What a morning after! For me, for you, for all of New York! Not until night was beginning to fall, that first of January, was the full impact of the previous night’s wild events apparent, how many hundreds of citizens had perished in violence or in foolish misadventure or of mere exposure, how many shops had been looted, how many public monuments vandalized, how many wallets lifted, how many unwilling bodies violated. Had any city known a night like that since the sack of Byzantium? The populace had gone berserk, and no one had tried to restrain the fury, no one, not even the police. The first scattered reports had it that most of the officers of the law had joined the fun, and, as detailed investigations proceeded throughout the day, it turned out that that had in fact been the case: in the contagion of the moment the men in blue had often led rather than contained the chaos. On the late news came word that Police Commissioner Sudakis, taking personal responsibility for the debacle, had resigned. I saw him on the screen, face rigid, eyes reddened, his fury barely under control; he spoke raggedly of the shame he felt, the disgrace; he talked of the breakdown of morality, even of the decline of urban civilization; he looked like a man who had had no sleep for a week, a pitiful shattered embarrassment of a man, mumbling and coughing, and I prayed silently for the television people to have done with him and go elsewhere. Sudakis’ resignation was my own vindication, but I could take little pleasure in it. At last the scene shifted; we saw the rubble of a five-block area in Brooklyn that had been allowed to burn by absentminded firemen. Yes, yes, Sudakis has resigned. Of course. Reality is conserved; Carvajal’s infallibility is once more confirmed. Who could have anticipated such a turn of events? Not I, not Mayor Quinn, not even Sudakis; but Carvajal had.
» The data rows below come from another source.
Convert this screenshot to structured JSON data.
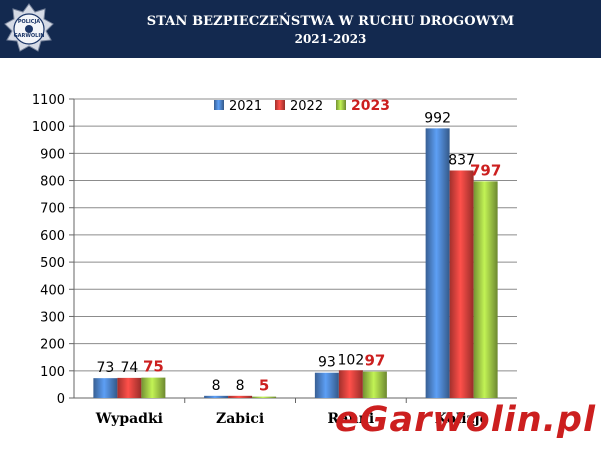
{
  "header": {
    "title": "STAN BEZPIECZEŃSTWA  W RUCHU DROGOWYM",
    "subtitle": "2021-2023",
    "badge_top_text": "POLICJA",
    "badge_bottom_text": "GARWOLIN",
    "background_color": "#13294f"
  },
  "watermark": {
    "text": "eGarwolin.pl",
    "color": "#cc1f1f"
  },
  "chart_data": {
    "type": "bar",
    "categories": [
      "Wypadki",
      "Zabici",
      "Ranni",
      "Kolizje"
    ],
    "series": [
      {
        "name": "2021",
        "values": [
          73,
          8,
          93,
          992
        ],
        "color": "#4a7fc4"
      },
      {
        "name": "2022",
        "values": [
          74,
          8,
          102,
          837
        ],
        "color": "#d8403b"
      },
      {
        "name": "2023",
        "values": [
          75,
          5,
          97,
          797
        ],
        "color": "#9bc244",
        "highlight_color": "#cc1f1f"
      }
    ],
    "yticks": [
      0,
      100,
      200,
      300,
      400,
      500,
      600,
      700,
      800,
      900,
      1000,
      1100
    ],
    "ylim": [
      0,
      1100
    ],
    "grid": true,
    "legend_position": "top-center"
  }
}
I waited a few days, while the city slowly returned to normal; then I phoned Lombroso at his Wall Street office. He wasn’t there, of course. I told the answering machine to program a return call at his earliest convenience. All high city officials were with the mayor at Gracie Mansion virtually on a round-the-clock basis. Fires in every borough had left thousands homeless; the hospitals were stacked three tiers deep with victims of violence and accident; damage claims against the city, mainly for failure to provide proper police protection, were already in the billions and mounting hourly. Then, too, there was the damage to the city’s public image to deal with. Since entering office Quinn had painstakingly tried to restore the reputation New York had had in the middle of the twentieth century as the nation’s most exciting, vital, stimulating city, the true capital of the planet and the center of all that was interesting, a city that was thrilling yet safe for visitors. All that had been ruined in one orgiastic night more in keeping with the nation’s familiar view of New York as a brutal, insane, ferocious, filthy zoo. So I heard nothing from Lombroso until the middle of January, when things were fairly quiet again, and by the time he called I had given up hearing from him at all.